Es cierto que tales expresiones no se dirigen a todos los músicos y que no todo el mundo pensaba igual, pero conviene tener en cuenta estos significativos detalles, si no queremos idealizar falsamente nuestra visión de la música de entonces.

Porque en contraste con tales apreciaciones negativas conocemos también los elogios a músicos concretos, como los dedicados por Lope de Vega al tiple Florián Rey, al guitarrista Juan de Palomares y, sobre todo, al compositor Juan Blas de Castro[24], ensalzado también por Tirso de Molina y Cristóbal Suárez de Figueroa. En el Elogio a la muerte de Juan Blas (1631) Lope lo puso no ya por las nubes, sino entre las estrellas,

que más merece ser del cielo empleo
la lira de Juan Blas que la de Orfeo.

Y está, sobre todo, el hecho incontrovertible de que el propio rey Felipe IV se aplica a la música cuando depone los cuidados de ambos mundos, como reconoce Saavedra Fajardo. En efecto, parece ser que cantaba, tañía la vihuela de arco, componía y a veces hasta llevaba el compás a sus músicos, para lo que tenía una formación suficiente recibida de Mateo Romero, un flamenco españolizado (Mathieu Rosmarin), más conocido como el Maestro Capitán, que dirigió la Real Capilla durante muchos años[25]. Como consecuencia de la afición del monarca, durante el reinado de Felipe IV los músicos a su servicio recibieron toda suerte de favores y beneficios, situación que cambió bastante con la llegada de Carlos II, mucho menos aficionado a la música. El retraso en los pagos y el olvido de la capilla frente a otros organismos palaciegos fueron denunciados en un memorial impreso en 1583, en el que los perjudicados exponían su triste situación de entonces comparándola con la del reinado anterior: A la capilla le cuesta mucho cuidado ponerse con decencia en el altar de palacio en los días solemnes a vista de los embajadores y de la mayor grandeza de España. Pero no se crea tampoco que las prebendas de tiempos de Felipe IV solucionaban la economía de los músicos. El cantor Felipe de la Cruz, caballero de la Orden de Santiago, protagonizó una famosa huída a Portugal. Desde Córdoba escribió a su hermana: Me voy a vivir a Portugal y comer, que en Castilla todo es hambre lo que hay. Y Jerónimo de Barrionuevo, sarcástico cronista del episodio, remata: Es cosa indubitable[26]. Quizá pueda obtenerse un índice de la estima por un músico y de su correspondiente beneficio económico comparando las dos noticias siguientes[27]. El 25 de octubre de 1623

hiço el Rey merced a su Maestro de Capilla, que llaman el Capitán, de una capellanía de los Reyes Nuevos de Toledo, que vale ochocientos ducados.

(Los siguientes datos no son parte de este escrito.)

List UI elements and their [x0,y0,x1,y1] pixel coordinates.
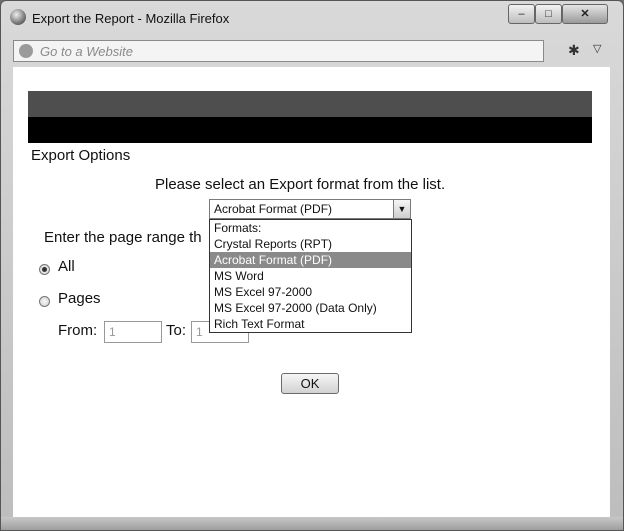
page-content: Export Options Please select an Export f… [13,67,610,517]
to-label: To: [166,322,187,339]
dropdown-option[interactable]: Rich Text Format [210,316,411,332]
close-button[interactable]: ✕ [562,4,608,24]
radio-all-label[interactable]: All [58,258,75,275]
export-instruction: Please select an Export format from the … [155,176,446,193]
from-label: From: [58,322,98,339]
minimize-button[interactable]: – [508,4,535,24]
browser-window: Export the Report - Mozilla Firefox – □ … [0,0,624,531]
dropdown-option[interactable]: Formats: [210,220,411,236]
radio-all[interactable] [39,264,50,275]
from-input[interactable] [104,321,162,343]
maximize-button[interactable]: □ [535,4,562,24]
chevron-down-icon[interactable]: ▽ [593,42,601,55]
radio-pages-label[interactable]: Pages [58,290,101,307]
window-bottom-border [1,517,623,530]
radio-pages[interactable] [39,296,50,307]
bug-icon[interactable]: ✱ [568,42,580,59]
header-band-bottom [28,117,592,143]
dropdown-option[interactable]: MS Excel 97-2000 [210,284,411,300]
format-dropdown-list[interactable]: Formats: Crystal Reports (RPT) Acrobat F… [209,219,412,333]
page-range-label: Enter the page range th [44,229,202,246]
header-band-top [28,91,592,117]
url-placeholder: Go to a Website [40,44,133,59]
dropdown-option[interactable]: MS Excel 97-2000 (Data Only) [210,300,411,316]
globe-icon [19,44,33,58]
dropdown-option[interactable]: MS Word [210,268,411,284]
dropdown-option[interactable]: Crystal Reports (RPT) [210,236,411,252]
dropdown-arrow-icon[interactable]: ▼ [393,200,410,218]
format-select[interactable]: Acrobat Format (PDF) ▼ [209,199,411,219]
title-bar[interactable]: Export the Report - Mozilla Firefox – □ … [1,1,623,35]
window-title: Export the Report - Mozilla Firefox [32,11,230,26]
firefox-icon [10,9,26,25]
format-select-value: Acrobat Format (PDF) [214,202,333,216]
dropdown-option-highlighted[interactable]: Acrobat Format (PDF) [210,252,411,268]
export-options-title: Export Options [31,147,131,164]
url-bar[interactable]: Go to a Website [13,40,544,62]
ok-button[interactable]: OK [281,373,339,394]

El 28 de noviembre, o sea, apenas un mes más tarde,

mudaron ama de leche a la Señora Infanta recién nacida, porque le faltó al quarto día la leche a la Primera Ama. Valióla en estos quatro días más de dos mil y quinientos ducados y ansimismo dieron a un hermano suyo una capellanía de los Reyes Nuevos de Toledo que vale 800 ducados.

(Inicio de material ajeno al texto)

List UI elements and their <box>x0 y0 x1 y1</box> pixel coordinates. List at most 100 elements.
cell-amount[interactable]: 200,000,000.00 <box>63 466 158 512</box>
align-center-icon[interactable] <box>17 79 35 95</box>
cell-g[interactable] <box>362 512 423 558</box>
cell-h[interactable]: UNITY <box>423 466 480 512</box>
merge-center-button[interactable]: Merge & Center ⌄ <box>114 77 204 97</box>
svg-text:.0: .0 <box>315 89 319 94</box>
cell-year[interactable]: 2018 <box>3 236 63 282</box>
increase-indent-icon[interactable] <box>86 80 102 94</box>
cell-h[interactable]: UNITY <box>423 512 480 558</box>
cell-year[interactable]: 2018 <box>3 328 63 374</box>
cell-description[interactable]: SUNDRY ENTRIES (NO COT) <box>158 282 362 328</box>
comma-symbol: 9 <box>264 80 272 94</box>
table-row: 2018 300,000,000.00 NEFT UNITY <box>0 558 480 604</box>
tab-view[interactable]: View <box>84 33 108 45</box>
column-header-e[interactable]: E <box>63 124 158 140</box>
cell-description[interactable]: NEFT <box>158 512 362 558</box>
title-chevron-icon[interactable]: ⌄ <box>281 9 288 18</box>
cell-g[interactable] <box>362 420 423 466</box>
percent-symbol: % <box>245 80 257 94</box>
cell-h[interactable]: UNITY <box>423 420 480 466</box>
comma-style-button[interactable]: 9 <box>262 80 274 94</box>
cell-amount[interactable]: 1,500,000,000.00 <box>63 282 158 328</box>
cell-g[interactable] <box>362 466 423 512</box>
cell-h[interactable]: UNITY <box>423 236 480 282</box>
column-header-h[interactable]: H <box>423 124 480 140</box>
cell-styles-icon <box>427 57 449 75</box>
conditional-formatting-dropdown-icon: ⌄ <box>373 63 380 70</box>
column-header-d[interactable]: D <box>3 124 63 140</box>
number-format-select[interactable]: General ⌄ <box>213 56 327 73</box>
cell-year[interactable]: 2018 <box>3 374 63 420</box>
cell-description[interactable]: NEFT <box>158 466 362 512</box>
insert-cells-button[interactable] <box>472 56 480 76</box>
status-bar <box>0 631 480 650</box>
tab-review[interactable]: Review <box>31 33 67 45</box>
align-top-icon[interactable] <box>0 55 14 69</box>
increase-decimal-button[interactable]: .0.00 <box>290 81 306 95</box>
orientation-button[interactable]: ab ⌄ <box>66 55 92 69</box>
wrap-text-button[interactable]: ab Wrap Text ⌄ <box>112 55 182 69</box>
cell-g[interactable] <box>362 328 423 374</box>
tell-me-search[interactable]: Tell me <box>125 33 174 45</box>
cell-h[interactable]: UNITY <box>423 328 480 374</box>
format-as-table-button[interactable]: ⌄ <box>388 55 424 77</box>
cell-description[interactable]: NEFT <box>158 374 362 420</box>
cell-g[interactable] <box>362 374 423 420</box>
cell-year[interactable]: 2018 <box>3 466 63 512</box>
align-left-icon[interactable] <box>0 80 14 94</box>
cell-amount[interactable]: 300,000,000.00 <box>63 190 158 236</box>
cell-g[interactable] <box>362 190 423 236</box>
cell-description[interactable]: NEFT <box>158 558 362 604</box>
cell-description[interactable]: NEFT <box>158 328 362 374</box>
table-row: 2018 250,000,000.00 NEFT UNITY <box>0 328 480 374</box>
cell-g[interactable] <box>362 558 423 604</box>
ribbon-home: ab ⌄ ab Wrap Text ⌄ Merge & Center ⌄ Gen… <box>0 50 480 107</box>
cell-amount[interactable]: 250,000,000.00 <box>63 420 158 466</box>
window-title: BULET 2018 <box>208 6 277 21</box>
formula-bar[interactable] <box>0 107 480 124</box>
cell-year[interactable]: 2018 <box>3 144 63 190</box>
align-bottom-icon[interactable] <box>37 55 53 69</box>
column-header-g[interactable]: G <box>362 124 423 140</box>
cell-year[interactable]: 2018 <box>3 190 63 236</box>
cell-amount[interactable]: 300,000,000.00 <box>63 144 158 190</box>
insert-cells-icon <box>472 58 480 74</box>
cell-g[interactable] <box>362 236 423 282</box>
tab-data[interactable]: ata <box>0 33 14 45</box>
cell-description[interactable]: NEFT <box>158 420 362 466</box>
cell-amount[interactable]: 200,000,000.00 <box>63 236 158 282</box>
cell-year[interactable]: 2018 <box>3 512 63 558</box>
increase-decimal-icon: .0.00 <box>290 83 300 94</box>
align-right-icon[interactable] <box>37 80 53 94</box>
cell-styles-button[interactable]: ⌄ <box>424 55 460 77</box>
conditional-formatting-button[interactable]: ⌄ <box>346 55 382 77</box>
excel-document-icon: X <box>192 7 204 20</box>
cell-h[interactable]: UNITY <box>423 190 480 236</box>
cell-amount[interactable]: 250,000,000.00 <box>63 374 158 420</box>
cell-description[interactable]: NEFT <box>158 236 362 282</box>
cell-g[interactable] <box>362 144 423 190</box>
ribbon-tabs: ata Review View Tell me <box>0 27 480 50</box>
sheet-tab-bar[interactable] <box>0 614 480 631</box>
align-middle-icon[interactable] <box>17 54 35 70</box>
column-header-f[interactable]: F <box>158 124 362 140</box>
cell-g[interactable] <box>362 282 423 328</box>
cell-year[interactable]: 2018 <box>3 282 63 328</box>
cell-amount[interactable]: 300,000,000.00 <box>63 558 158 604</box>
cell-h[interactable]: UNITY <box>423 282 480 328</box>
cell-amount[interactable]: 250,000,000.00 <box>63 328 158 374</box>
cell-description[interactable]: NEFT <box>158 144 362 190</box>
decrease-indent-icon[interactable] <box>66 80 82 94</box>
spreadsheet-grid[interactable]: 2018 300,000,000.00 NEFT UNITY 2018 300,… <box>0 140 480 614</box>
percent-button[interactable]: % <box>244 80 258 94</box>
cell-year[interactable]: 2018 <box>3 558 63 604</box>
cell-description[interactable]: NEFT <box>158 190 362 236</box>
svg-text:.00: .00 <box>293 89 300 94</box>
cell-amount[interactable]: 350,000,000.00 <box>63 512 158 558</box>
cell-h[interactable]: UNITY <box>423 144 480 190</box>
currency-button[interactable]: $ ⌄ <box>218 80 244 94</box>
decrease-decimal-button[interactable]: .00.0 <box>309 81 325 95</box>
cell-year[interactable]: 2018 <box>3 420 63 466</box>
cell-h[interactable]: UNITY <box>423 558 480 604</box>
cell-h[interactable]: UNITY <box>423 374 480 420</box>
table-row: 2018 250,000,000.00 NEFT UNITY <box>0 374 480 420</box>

Es decir: el premio al músico favorito y maestro del Rey por sus continuados servicios es el mismo que recibe el hermano de una nodriza que ha servido cuatro días.

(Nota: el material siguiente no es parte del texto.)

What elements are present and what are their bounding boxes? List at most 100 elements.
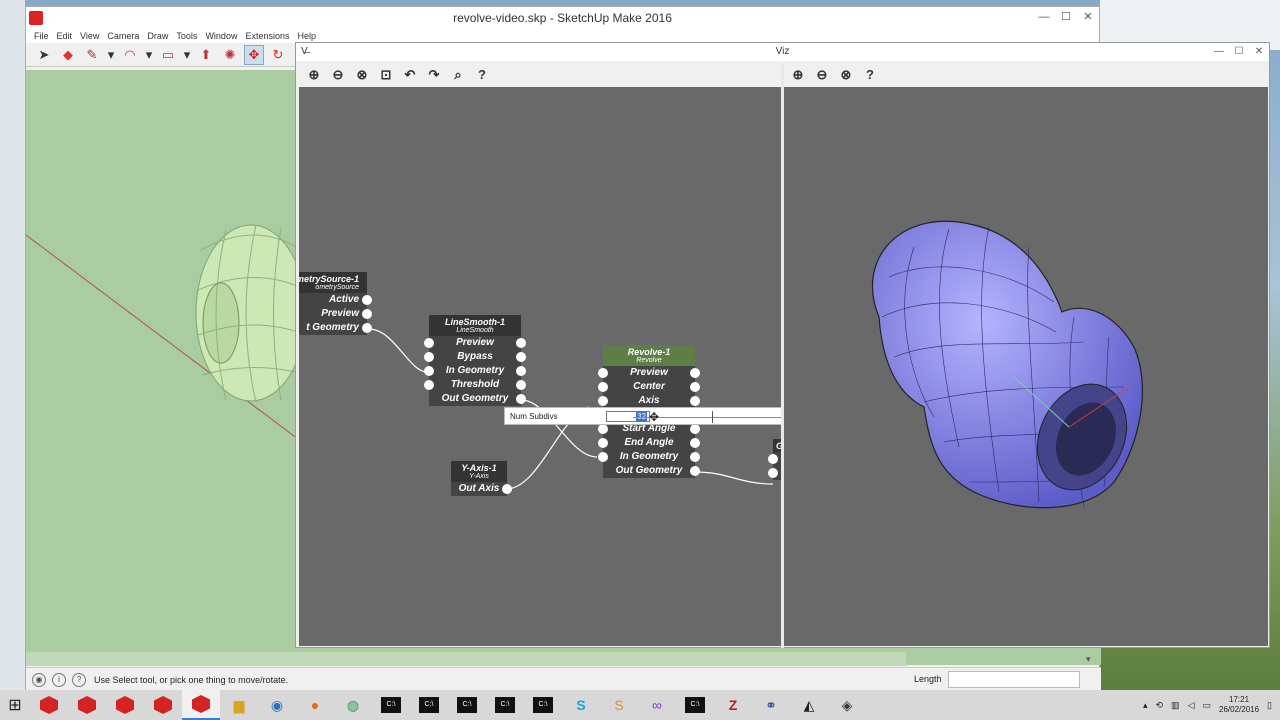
port-out-dot[interactable]	[516, 338, 526, 348]
pencil-tool-icon[interactable]: ✎	[82, 45, 102, 65]
node-line-smooth[interactable]: LineSmooth-1 LineSmooth Preview Bypass I…	[424, 315, 526, 406]
port-preview[interactable]: Preview	[424, 336, 526, 350]
node-graph-panel[interactable]: metrySource-1 ometrySource Active Previe…	[299, 87, 781, 646]
port-out-dot[interactable]	[690, 424, 700, 434]
viz-maximize-button[interactable]: ☐	[1229, 43, 1249, 61]
port-out-dot[interactable]	[516, 394, 526, 404]
taskbar-cmd-6[interactable]: C:\	[676, 690, 714, 720]
menu-view[interactable]: View	[76, 31, 103, 41]
taskbar-cmd-3[interactable]: C:\	[448, 690, 486, 720]
port-in-dot[interactable]	[598, 452, 608, 462]
info-icon[interactable]: i	[52, 672, 66, 687]
sketchup-app-icon[interactable]	[29, 11, 43, 25]
port-out-geometry[interactable]: t Geometry	[299, 321, 372, 335]
slider-thumb[interactable]	[712, 411, 714, 423]
close-button[interactable]: ✕	[1077, 7, 1099, 27]
taskbar-sublime[interactable]: S	[600, 690, 638, 720]
rectangle-dropdown-icon[interactable]: ▾	[182, 45, 192, 65]
port-in-dot[interactable]	[424, 380, 434, 390]
tray-sync-icon[interactable]: ⟲	[1156, 700, 1164, 711]
help-circle-icon[interactable]: ?	[72, 672, 86, 687]
eraser-tool-icon[interactable]: ◆	[58, 45, 78, 65]
port-out-dot[interactable]	[362, 309, 372, 319]
tray-chevron-icon[interactable]: ▴	[1143, 700, 1148, 711]
port-active[interactable]: Active	[299, 293, 372, 307]
select-tool-icon[interactable]: ➤	[34, 45, 54, 65]
windows-start-icon[interactable]: ⊞	[0, 690, 30, 720]
taskbar-inkscape[interactable]: ◭	[790, 690, 828, 720]
port-in-dot[interactable]	[598, 424, 608, 434]
taskbar-file-explorer[interactable]: ▆	[220, 690, 258, 720]
port-out-dot[interactable]	[690, 382, 700, 392]
redo-icon[interactable]: ↷	[424, 65, 444, 85]
viz-close-button[interactable]: ✕	[1249, 43, 1269, 61]
num-subdivs-popup[interactable]: Num Subdivs 32 ✥	[504, 407, 781, 425]
port-in-dot[interactable]	[424, 366, 434, 376]
port-in-dot[interactable]	[598, 382, 608, 392]
menu-file[interactable]: File	[30, 31, 53, 41]
port-bypass[interactable]: Bypass	[424, 350, 526, 364]
port-in-geometry[interactable]: In Geometry	[598, 450, 700, 464]
offset-tool-icon[interactable]: ✺	[220, 45, 240, 65]
taskbar-thunderbird[interactable]: ◉	[258, 690, 296, 720]
node-y-axis[interactable]: Y-Axis-1 Y-Axis Out Axis	[451, 461, 512, 496]
port-in-dot[interactable]	[768, 468, 778, 478]
taskbar-sketchup-1[interactable]	[30, 690, 68, 720]
port-out-dot[interactable]	[690, 396, 700, 406]
port-out-dot[interactable]	[516, 380, 526, 390]
length-input[interactable]	[948, 671, 1080, 688]
scroll-down-arrow-icon[interactable]: ▾	[1086, 654, 1091, 665]
port-center[interactable]: Center	[598, 380, 700, 394]
tray-volume-icon[interactable]: ◁	[1188, 700, 1195, 711]
port-out-axis[interactable]: Out Axis	[451, 482, 512, 496]
zoom-fit-icon[interactable]: ⊗	[352, 65, 372, 85]
port-row[interactable]	[768, 452, 781, 466]
port-out-dot[interactable]	[362, 295, 372, 305]
menu-camera[interactable]: Camera	[103, 31, 143, 41]
menu-window[interactable]: Window	[201, 31, 241, 41]
tray-keyboard-icon[interactable]: ▭	[1202, 700, 1211, 711]
port-out-dot[interactable]	[516, 352, 526, 362]
port-in-dot[interactable]	[768, 454, 778, 464]
tray-network-icon[interactable]: ▥	[1171, 700, 1180, 711]
port-out-geometry[interactable]: Out Geometry	[603, 464, 700, 478]
taskbar-network[interactable]: ⚭	[752, 690, 790, 720]
inspect-icon[interactable]: ⌕	[448, 65, 468, 85]
port-out-dot[interactable]	[690, 438, 700, 448]
taskbar-sketchup-2[interactable]	[68, 690, 106, 720]
taskbar-skype[interactable]: S	[562, 690, 600, 720]
help-icon[interactable]: ?	[472, 65, 492, 85]
port-end-angle[interactable]: End Angle	[598, 436, 700, 450]
port-in-dot[interactable]	[424, 338, 434, 348]
taskbar-sketchup-active[interactable]	[182, 690, 220, 720]
port-in-dot[interactable]	[424, 352, 434, 362]
geolocation-icon[interactable]: ◉	[32, 672, 46, 687]
pencil-dropdown-icon[interactable]: ▾	[106, 45, 116, 65]
menu-draw[interactable]: Draw	[143, 31, 172, 41]
node-partial[interactable]: G	[768, 439, 781, 480]
port-out-dot[interactable]	[690, 368, 700, 378]
port-out-dot[interactable]	[690, 452, 700, 462]
render-help-icon[interactable]: ?	[860, 65, 880, 85]
menu-extensions[interactable]: Extensions	[241, 31, 293, 41]
port-threshold[interactable]: Threshold	[424, 378, 526, 392]
rotate-tool-icon[interactable]: ↻	[268, 45, 288, 65]
render-panel[interactable]	[784, 87, 1268, 646]
taskbar-cmd-1[interactable]: C:\	[372, 690, 410, 720]
port-row[interactable]	[768, 466, 781, 480]
port-out-dot[interactable]	[362, 323, 372, 333]
render-zoom-fit-icon[interactable]: ⊗	[836, 65, 856, 85]
taskbar-chrome[interactable]: ◍	[334, 690, 372, 720]
node-geometry-source[interactable]: metrySource-1 ometrySource Active Previe…	[299, 272, 372, 335]
port-in-dot[interactable]	[598, 396, 608, 406]
zoom-out-icon[interactable]: ⊖	[328, 65, 348, 85]
port-preview[interactable]: Preview	[598, 366, 700, 380]
maximize-button[interactable]: ☐	[1055, 7, 1077, 27]
port-out-geometry[interactable]: Out Geometry	[429, 392, 526, 406]
taskbar-sketchup-4[interactable]	[144, 690, 182, 720]
taskbar-layout[interactable]: ◈	[828, 690, 866, 720]
menu-help[interactable]: Help	[293, 31, 320, 41]
zoom-in-icon[interactable]: ⊕	[304, 65, 324, 85]
port-axis[interactable]: Axis	[598, 394, 700, 408]
taskbar-cmd-4[interactable]: C:\	[486, 690, 524, 720]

La medida que nos puede servir con más exactitud para calibrar la valoración de los músicos en las altas esferas puede ser una simple comparación entre Diego Velázquez, Pedro Calderón y Juan Hidalgo, el músico que se encargó de la música teatral en la corte entre 1644 y 1685, trabajando en estrecha relación con Calderón. Sin duda fue estimado como un gran artista y bastante bien pagado, pero nunca consiguió —ni siquiera pretendió— un título nobiliario. Apenas sabemos nada de su personalidad ni conocemos más datos biográficos que las frías nóminas de palacio. La generalidad de los cronistas se olvidan de mencionar su nombre al describir los espectáculos palaciegos. En fin, todos, y él el primero, eran conscientes de su posición en la pirámide social: un criado del Rey.

3. Lo divino y lo humano

En cualquier colección de música española del siglo XVII se encontrarán dos categorías que parecen definir campos muy claros: lo divino y lo humano, la música religiosa y la que se suele llamar “profana”, no sin cierta impropiedad. Calderón en la loa para el auto El Sacro Parnaso identifica la música religiosa con la que rige el universo:

La Música soy que, sacra,
del cielo tuve principio, […]
y Dios construyó conmigo
esta máquina visible,
pues sol, luces, astros, signos,
aire, fuego, tierra, agua,
plumas, llamas, montes, ríos,
en música puestos
por su Autor divino,
de cláusulas constan,
de número y ritmo.

Quevedo distingue entre música honesta y música lasciva en un soneto que finaliza:

Oh, no embaraces, Fabio el generoso
oído con los tonos del pecado
porque halle el salmo tránsito espacioso.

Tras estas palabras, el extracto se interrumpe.